Ad exchanges (sometimes, referred to as programmatic ad exchanges) are technology platforms that facilitate the real-time buying and selling of online media advertising inventory from multiple ad networks. The approach is technology-driven as opposed to the historical approach of negotiating price on media inventory.
In today’s advertising arena, technology is a main factor in how, where, and when an ad is served. In this article, we will outline the process in which the Ad Exchange works, and the process in which an ad is served in an auction decision making.
There are 2 major players; the Publisher and the Advertiser. The online user is the initiator of the process, while the exchange makes it all happen.
The auction process:
A user is reaching a publisher’s website (with an Internet browser) – a page request is made.
The site is loading with its page, images, articles and HTML data (arriving from the publisher’s web server). While the site loads, areas in the site (that are set as ad slots) are calling the ad server. The ad server recognizes that an ad slot is on the page and that it needs to be filled. An Ad request is then made. Basically, what this request to the Ad Server is stating – is that the publisher is willing to sell his specific inventory, allowing advertisers to buy this inventory.

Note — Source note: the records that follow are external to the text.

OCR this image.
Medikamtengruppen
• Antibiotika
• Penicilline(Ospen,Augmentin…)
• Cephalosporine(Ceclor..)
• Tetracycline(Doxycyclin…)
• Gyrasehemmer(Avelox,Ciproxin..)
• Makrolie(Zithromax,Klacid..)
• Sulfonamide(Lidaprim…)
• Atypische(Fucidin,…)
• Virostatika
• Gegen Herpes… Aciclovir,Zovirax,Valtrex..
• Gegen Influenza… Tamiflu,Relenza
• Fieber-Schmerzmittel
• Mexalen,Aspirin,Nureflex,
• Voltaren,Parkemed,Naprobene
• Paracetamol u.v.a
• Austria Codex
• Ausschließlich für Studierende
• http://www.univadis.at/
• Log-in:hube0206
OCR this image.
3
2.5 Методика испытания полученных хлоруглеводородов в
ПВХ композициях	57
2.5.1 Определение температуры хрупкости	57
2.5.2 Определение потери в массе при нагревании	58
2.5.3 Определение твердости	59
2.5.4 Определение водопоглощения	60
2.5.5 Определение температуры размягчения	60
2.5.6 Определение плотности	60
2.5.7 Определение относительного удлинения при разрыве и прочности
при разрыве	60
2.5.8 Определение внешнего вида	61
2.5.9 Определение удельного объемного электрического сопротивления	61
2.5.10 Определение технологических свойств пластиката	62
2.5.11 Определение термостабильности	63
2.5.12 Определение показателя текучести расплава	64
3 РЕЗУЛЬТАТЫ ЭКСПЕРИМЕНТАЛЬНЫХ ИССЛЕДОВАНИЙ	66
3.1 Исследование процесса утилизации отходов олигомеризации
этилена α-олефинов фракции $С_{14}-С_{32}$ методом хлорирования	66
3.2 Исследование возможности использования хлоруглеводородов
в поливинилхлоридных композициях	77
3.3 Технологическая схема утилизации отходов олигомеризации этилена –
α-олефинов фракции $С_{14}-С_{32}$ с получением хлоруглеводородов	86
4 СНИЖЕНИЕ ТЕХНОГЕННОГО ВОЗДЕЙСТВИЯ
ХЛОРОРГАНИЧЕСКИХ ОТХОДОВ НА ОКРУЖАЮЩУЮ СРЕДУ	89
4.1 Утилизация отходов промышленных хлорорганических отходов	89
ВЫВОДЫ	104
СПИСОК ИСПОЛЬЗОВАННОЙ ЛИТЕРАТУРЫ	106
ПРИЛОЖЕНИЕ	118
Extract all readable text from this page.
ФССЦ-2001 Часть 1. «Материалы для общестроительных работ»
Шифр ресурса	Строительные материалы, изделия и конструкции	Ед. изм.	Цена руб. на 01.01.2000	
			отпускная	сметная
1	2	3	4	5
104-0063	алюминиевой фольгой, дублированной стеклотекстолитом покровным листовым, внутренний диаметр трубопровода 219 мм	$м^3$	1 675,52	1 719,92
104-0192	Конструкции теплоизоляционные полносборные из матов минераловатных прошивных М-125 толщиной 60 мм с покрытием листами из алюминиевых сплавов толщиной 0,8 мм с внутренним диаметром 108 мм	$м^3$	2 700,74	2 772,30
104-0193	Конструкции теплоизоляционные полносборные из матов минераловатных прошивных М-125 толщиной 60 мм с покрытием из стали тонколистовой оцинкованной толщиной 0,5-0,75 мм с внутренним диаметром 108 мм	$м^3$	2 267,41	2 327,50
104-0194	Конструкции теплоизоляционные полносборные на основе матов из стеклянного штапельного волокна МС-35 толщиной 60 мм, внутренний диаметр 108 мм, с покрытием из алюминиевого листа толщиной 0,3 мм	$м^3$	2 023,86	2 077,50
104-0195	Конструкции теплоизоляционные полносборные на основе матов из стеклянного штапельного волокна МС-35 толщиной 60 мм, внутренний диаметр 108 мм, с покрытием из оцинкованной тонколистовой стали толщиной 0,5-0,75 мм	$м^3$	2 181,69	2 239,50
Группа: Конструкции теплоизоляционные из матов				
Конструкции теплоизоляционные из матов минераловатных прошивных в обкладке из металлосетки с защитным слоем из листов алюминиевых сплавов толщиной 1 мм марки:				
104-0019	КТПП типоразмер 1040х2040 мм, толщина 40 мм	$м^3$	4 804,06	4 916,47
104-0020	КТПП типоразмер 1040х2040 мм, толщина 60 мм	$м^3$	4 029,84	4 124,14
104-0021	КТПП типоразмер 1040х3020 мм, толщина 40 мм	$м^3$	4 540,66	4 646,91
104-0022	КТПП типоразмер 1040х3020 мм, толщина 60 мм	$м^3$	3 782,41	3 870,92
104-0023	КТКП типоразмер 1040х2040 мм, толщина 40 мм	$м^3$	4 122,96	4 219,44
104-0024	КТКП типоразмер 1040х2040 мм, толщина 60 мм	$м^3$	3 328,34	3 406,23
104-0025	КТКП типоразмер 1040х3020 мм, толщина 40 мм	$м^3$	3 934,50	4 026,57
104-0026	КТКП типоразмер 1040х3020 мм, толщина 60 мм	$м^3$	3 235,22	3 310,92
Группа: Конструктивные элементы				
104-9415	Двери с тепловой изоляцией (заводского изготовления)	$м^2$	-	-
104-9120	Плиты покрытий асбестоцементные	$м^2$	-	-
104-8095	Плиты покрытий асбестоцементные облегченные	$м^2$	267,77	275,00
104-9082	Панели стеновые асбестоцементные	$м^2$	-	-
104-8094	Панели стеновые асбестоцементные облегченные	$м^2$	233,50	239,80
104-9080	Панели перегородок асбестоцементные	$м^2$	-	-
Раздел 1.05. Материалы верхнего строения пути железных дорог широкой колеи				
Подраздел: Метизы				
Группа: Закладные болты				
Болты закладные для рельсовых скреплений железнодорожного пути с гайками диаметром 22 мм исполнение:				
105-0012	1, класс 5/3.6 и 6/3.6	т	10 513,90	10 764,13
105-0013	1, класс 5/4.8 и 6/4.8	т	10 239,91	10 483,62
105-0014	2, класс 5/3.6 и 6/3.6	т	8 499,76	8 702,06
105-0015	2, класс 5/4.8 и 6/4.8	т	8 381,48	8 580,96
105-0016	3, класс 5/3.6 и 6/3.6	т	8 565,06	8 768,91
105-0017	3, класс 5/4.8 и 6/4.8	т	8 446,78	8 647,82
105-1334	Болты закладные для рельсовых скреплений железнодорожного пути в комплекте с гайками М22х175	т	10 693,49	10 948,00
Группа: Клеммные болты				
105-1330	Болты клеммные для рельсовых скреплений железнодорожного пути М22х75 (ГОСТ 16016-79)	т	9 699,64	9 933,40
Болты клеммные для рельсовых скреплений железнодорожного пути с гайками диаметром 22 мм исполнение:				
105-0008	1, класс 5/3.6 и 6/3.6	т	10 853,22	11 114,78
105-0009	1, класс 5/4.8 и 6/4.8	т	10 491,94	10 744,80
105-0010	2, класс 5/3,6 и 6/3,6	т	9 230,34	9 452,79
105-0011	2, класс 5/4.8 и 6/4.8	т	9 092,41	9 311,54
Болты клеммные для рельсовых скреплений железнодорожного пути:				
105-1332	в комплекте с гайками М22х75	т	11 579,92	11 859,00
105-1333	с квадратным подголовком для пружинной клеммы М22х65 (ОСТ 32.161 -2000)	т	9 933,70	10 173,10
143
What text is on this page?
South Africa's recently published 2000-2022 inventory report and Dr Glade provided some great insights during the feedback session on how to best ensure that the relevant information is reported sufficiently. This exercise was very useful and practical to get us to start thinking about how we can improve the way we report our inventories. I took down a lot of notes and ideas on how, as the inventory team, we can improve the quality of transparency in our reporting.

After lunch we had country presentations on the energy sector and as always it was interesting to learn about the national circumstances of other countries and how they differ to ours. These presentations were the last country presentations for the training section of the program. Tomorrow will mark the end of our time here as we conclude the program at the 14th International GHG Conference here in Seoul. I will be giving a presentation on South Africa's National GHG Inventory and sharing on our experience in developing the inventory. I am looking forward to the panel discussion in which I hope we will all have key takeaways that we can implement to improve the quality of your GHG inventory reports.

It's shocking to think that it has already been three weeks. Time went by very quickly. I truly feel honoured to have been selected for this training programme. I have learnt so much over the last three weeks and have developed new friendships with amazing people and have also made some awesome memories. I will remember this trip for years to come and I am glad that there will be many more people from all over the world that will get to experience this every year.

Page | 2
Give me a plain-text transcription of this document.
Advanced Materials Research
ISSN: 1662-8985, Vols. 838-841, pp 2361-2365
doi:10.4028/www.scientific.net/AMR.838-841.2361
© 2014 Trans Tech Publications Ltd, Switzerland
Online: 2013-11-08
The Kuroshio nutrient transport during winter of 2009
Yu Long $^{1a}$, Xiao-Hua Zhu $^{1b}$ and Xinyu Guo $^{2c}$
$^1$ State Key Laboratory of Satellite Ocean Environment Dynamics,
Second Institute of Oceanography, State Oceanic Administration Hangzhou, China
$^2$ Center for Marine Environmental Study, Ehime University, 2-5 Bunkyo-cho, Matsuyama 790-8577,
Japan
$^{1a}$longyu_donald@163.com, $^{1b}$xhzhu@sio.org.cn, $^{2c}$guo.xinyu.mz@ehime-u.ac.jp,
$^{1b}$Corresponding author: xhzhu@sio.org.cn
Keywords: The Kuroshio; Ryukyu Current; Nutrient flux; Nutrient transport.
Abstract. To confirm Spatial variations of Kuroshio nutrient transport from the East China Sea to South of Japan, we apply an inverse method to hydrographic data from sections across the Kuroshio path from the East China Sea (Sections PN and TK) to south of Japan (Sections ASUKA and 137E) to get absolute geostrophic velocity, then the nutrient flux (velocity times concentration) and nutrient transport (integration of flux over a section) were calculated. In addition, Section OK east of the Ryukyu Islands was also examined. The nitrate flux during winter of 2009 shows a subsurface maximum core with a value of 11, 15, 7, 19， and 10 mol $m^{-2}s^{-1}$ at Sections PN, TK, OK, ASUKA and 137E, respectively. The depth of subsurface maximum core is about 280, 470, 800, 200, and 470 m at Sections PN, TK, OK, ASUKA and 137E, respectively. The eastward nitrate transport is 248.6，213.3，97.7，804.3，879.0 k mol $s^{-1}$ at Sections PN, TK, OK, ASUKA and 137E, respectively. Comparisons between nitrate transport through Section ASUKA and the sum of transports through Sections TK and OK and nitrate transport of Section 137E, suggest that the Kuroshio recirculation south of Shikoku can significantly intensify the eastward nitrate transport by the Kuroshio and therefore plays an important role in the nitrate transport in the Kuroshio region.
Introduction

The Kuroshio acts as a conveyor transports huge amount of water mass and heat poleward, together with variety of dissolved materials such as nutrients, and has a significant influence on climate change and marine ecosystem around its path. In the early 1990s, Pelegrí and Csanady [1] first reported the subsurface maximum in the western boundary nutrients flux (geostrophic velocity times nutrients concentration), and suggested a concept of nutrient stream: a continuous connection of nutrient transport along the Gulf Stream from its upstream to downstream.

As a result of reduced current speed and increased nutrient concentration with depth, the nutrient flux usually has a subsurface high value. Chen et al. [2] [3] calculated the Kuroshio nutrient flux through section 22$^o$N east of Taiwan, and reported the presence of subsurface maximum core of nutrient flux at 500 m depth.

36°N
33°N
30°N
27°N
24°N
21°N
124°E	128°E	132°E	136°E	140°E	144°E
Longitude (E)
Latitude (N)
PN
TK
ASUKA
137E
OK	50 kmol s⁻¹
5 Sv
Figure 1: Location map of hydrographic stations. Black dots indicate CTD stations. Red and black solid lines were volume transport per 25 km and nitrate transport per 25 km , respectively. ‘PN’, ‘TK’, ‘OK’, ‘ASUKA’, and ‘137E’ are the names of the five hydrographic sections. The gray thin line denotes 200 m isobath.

The Ad Exchange is then promoting to sell the Ad Slot, allowing the advertisers to bid for the impression.
The Ad Exchange is presenting the Ad Slot request for the bid (defining the publisher’s requests; Geo Targeting, Frequency capping, allowed advertisers, and more targeting options).
All advertisers on the exchange are applying for the auction. The Ad Exchange is then reviewing all advertisers. First, the Ad Exchange eliminates the advertisers that do not meet the Hard Targeting requests of the publisher. For example, assuming the ad is set to be placed in a France web site, the publisher has specifically requested a French Ad, and as such – the exchange will now eliminate all non-French advertisers. With this, the Ad Exchange assures that only the requested Targeting for this Ad Slot are met.
Next, the Ad Exchange will review the likelihood of an Ad to convert. How best this Ad will perform, based on historical data that is kept on the exchange. Having all the data in place, the Ad Exchange then reviews the bid presented by each advertiser. Adding all the information gathered (bid + prediction) the exchange set a lowest common denominator (in order to compare all bid options).
Since the advertiser can have campaigns in CPA, CPC, and CPM payment models, the Ad Exchange response is to align all campaigns to one common denominator – in order to compare all applied advertisers as optional bidders, and a winner is set (based on the highest CPM).
The Ad is then served to the Ad Slot and the impression is presented to the user.
This entire process has to happen virtually instantaneously to ensure a quality experience for a website user. From the moment the page begins to load, to the publisher’s tools farming it off to an exchange, to the exchanges receiving bids from their own users (advertisers), to being filtered through the verification systems (targeting), and finally returned by an ad server – it all takes place in around less than half of a second.